My dad never really recovered from my brother’s death. David was his first born. The one thing we always did tho was talk about David. We kept his memory alive. It wasn’t an intentional thing where we “had” to talk about him. We just did.
I agree with thewhiz who suggested you find specific things to do. Here are some options:
*Bring dinner
*Handle the phone (a lot of people will be calling and flowers and food may be delivered–it’s helpful when friends come over and take care of all that stuff so the family can be secluded if they want or simply not be interrupted).
*Walk the dog
*Clean the house (company is coming)
*Pick incoming family up from the airport
*Pick up drycleaning (or get suit cleaned if needed for services)
*Buy stamps
*Drop off clothes to the mortuary
*Grocery shop
*Make some phone calls to notify people (obviously it’s not your place to call close friends, but there might be other calls you can make)
Make direct offers so the family doesn’t HAVE to ask. They might not even think about what they need doing until you ask. Rallying during tragedy is what people do. It will make you feel less helpless, too.
CanadianSue said this in a round about way about her brother, so I thought I would elaborate. My boss at work lost his 17 year old daughter in an accident last summer, and what he and his family seemed to need the most was someone who would listen to them talk about her without getting uncomfortable. It all depends on how the person chooses to deal with their grief, but if that is what they seem to want to do, if you can do so without being awkward, just be there and listen to them talk about her.
Maybe it goes without mentioning, but also under “Things Not to Say” would be phrases along the lines of, “You still have X amount of children” if she had brothers/sisters, or “You could always have more if you really wanted”. Believe it or not, people have said these things to my brother when they lost their stillborn baby girl. I think it was just the awkwardness of the situation and people not thinking through what to say like you are doing, superbee.
I think the suggestions to take the initiative and help where you see a need are the best. There’s a reason behind the tradition of bring food to the home after the funeral…no one has thought about cooking or eating most likely. Even bringing a casserole or lasagna to be put in the freezer will be appreciated. Your kind actions will be remembered long after any flowers you might have sent.
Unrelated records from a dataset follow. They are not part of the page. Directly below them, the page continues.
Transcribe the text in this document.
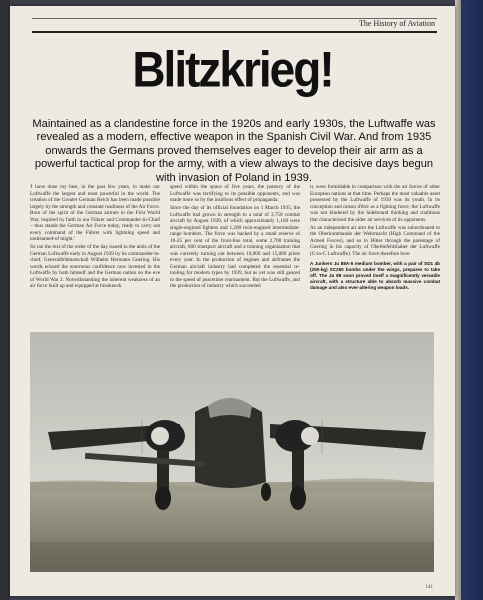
The History of Aviation
Blitzkrieg!
Maintained as a clandestine force in the 1920s and early 1930s, the Luftwaffe was revealed as a modern, effective weapon in the Spanish Civil War. And from 1935 onwards the Germans proved themselves eager to develop their air arm as a powerful tactical prop for the army, with a view always to the decisive days begun with invasion of Poland in 1939.

'I have done my best, in the past few years, to make our Luftwaffe the largest and most powerful in the world. The creation of the Greater German Reich has been made possible largely by the strength and constant readiness of the Air Force. Born of the spirit of the German airmen in the First World War, inspired by faith in our Führer and Commander-in-Chief – thus stands the German Air Force today, ready to carry out every command of the Führer with lightning speed and undreamed-of might.'

So ran the text of the order of the day issued to the units of the German Luftwaffe early in August 1939 by its commander-in-chief, Generalfeldmarschall Wilhelm Hermann Goering. His words echoed the enormous confidence now invested in the Luftwaffe by both himself and the German nation on the eve of World War 2. Notwithstanding the inherent weakness of an air force built up and equipped at breakneck

speed within the space of five years, the potency of the Luftwaffe was terrifying to its possible opponents, and was made more so by the insidious effect of propaganda.

Since the day of its official foundation on 1 March 1935, the Luftwaffe had grown in strength to a total of 3,750 combat aircraft by August 1939, of which approximately 1,160 were single-engined fighters and 1,200 twin-engined intermediate-range bombers. The force was backed by a small reserve of 10-25 per cent of the front-line total, some 2,700 training aircraft, 600 transport aircraft and a training organisation that was currently turning out between 10,000 and 15,000 pilots every year. In the production of engines and airframes the German aircraft industry had completed the essential re-tooling for modern types by 1939, but as yet was still geared to the speed of peacetime rearmament. But the Luftwaffe, and the production of industry which succeeded

it, were formidable in comparison with the air forces of other European nations at that time. Perhaps the most valuable asset possessed by the Luftwaffe of 1939 was its youth. In its conception and raison d'être as a fighting force, the Luftwaffe was not hindered by the hidebound thinking and traditions that characterised the older air services of its opponents.

As an independent air arm the Luftwaffe was subordinated to the Oberkommando der Wehrmacht (High Command of the Armed Forces), and so to Hitler through the parentage of Goering in his capacity of Oberbefehlshaber der Luftwaffe (C-in-C Luftwaffe). The air force therefore bore

A Junkers Ju 88A-5 medium bomber, with a pair of SD1 4b (250-kg) SC250 bombs under the wings, prepares to take off. The Ju 88 soon proved itself a magnificently versatile aircraft, with a structure able to absorb massive combat damage and also ever-altering weapon loads.
141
Having gone thru the experience (twice), one extra thing I can add is to go and visit again in 2 or 3 weeks - there is a big rush of visitors in the first week or so, but then it thins out very dramatically as life goes on; which it does, of course, for everyone else; but that;s the time that the realisation of loss kicks in - that the grievers have to get on with life and cope with the loss as well and (usually) no one there to help them.
We too lost an infant. He wasn’t with us long enough to get many photos to remember him by. A dear friend went out of their way to contact everyone who might have a photo or two and collected copies of them into a small scrap book for us. I can’t tell you what that tiny book has meant to us over the years.
::sniff:: I think I’m going to go look at it again right now.